Holding firm to a moral obligation

MORNING STAR

Friday 23 October 2009

I am the wife of Lance Corporal Joe Glenton, who is a serving soldier in the British army. He is an Afghan war veteran and has been charged with desertion after refusing to obey orders to redeploy to Afghanistan in 2007.

For most of the last eight years since the invasion of Afghanistan I, like many other British citizens, have felt detached from the realities of the situation.

It always seemed to be a war that affected other people. It seemed so far away and distant.

Since I met my husband this has changed.

All that has happened to me and Joe over the last two years stands as a shocking testament to the nature of this conflict. It leaves me humbled and ashamed because the same injustices being forced upon Joe are being forced upon the people of Afghanistan, only thousands of times more savagely.

I realise that while Joe stands to lose his liberty for nothing more than fulfilling his legal and moral duty, the people of Afghanistan have lost and will continue to lose much more as long as this occupation continues.

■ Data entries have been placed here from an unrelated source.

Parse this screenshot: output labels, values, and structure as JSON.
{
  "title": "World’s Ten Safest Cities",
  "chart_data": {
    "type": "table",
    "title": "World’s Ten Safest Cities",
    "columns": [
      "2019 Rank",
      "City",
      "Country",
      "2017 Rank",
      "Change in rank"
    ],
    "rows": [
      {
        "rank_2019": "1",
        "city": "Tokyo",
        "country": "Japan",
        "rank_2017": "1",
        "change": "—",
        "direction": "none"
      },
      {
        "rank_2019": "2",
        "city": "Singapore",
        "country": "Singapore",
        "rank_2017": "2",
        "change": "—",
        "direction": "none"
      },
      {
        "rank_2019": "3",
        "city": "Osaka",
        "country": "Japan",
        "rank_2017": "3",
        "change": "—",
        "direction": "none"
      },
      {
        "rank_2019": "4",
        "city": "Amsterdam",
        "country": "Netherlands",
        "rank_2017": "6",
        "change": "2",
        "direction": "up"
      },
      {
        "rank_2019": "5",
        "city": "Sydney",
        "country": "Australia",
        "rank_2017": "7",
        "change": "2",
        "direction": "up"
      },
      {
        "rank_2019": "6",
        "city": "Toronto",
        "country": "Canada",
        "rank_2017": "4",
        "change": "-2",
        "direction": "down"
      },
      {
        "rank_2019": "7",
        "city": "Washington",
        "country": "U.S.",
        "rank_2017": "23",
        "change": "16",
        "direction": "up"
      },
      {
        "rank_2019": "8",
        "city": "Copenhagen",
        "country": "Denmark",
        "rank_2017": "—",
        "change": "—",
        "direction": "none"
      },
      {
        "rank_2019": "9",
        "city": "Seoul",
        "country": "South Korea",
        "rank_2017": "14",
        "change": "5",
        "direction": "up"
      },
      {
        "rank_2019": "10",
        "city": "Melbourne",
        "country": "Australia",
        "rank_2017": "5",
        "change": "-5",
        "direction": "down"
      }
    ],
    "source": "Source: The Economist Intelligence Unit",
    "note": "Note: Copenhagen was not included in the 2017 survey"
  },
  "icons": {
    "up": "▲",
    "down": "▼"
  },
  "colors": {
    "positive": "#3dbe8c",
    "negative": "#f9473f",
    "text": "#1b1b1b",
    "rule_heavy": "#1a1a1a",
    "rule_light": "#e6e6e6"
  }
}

They are victims of terrible crimes.

The British and US governments have done an excellent job of dehumanising the people of Afghanistan.

Joe is determined to rehumanise them because he believes his legal and moral obligation as a soldier and a human being is to protect the international community.

That is, all people everywhere, regardless of imposed boundaries. That is the oath he took.

While in Afghanistan he realised that he and his comrades had been hired out like mercenaries to US foreign policy.

The threat of court martial has tested us to our limits.

But the experience has only strengthened our convictions, particularly with the astonishing amount of support we have received from all over the world both in and outside the military.

I have been honoured and inspired by the people I have met along the way, such as Afghan politician Malalai Joya, a woman the same age as me but born into an utterly different world. And Moazzam Begg, a man submitted to the most horrendous treatment imaginable but has borne it with such dignity. And by the encouraging words of Rose Gentle and Graham Knight, who have both lost a son in recent conflicts.

As the mother of a serving soldier, Joe's mum has experienced the dread of hearing the word "Afghanistan" on radio or TV. Time stands still as you listen and hope that it is not your loved-one named. Then there's the guilt that follows knowing that some other family is about to experience a knock on the door.

Some 221 families know this feeling and 9,000 others are still listening.

The prime minister has almost casually assured us there will shortly be more troops deployed.

What is also disturbing is the concealed numbers of Afghan casualties, as though they are not relevant, dismissing the fact that they have families too.

The court martial is set for early in the new year.

In September we set a precedent and won the first victory with the withdrawal of two extra charges which had been conjured up to gag not only Joe but all British servicemen and women from telling their stories and expressing their views.

I don't know what the immediate future holds for Joe and me, but we are convinced that we have not only the moral high ground but the legal high ground.

This is an edited version of a speech given by Clare Glenton to a Stop the War meeting in Hackney, east London, on Thursday night as part of a campaign to end the war in Afghanistan.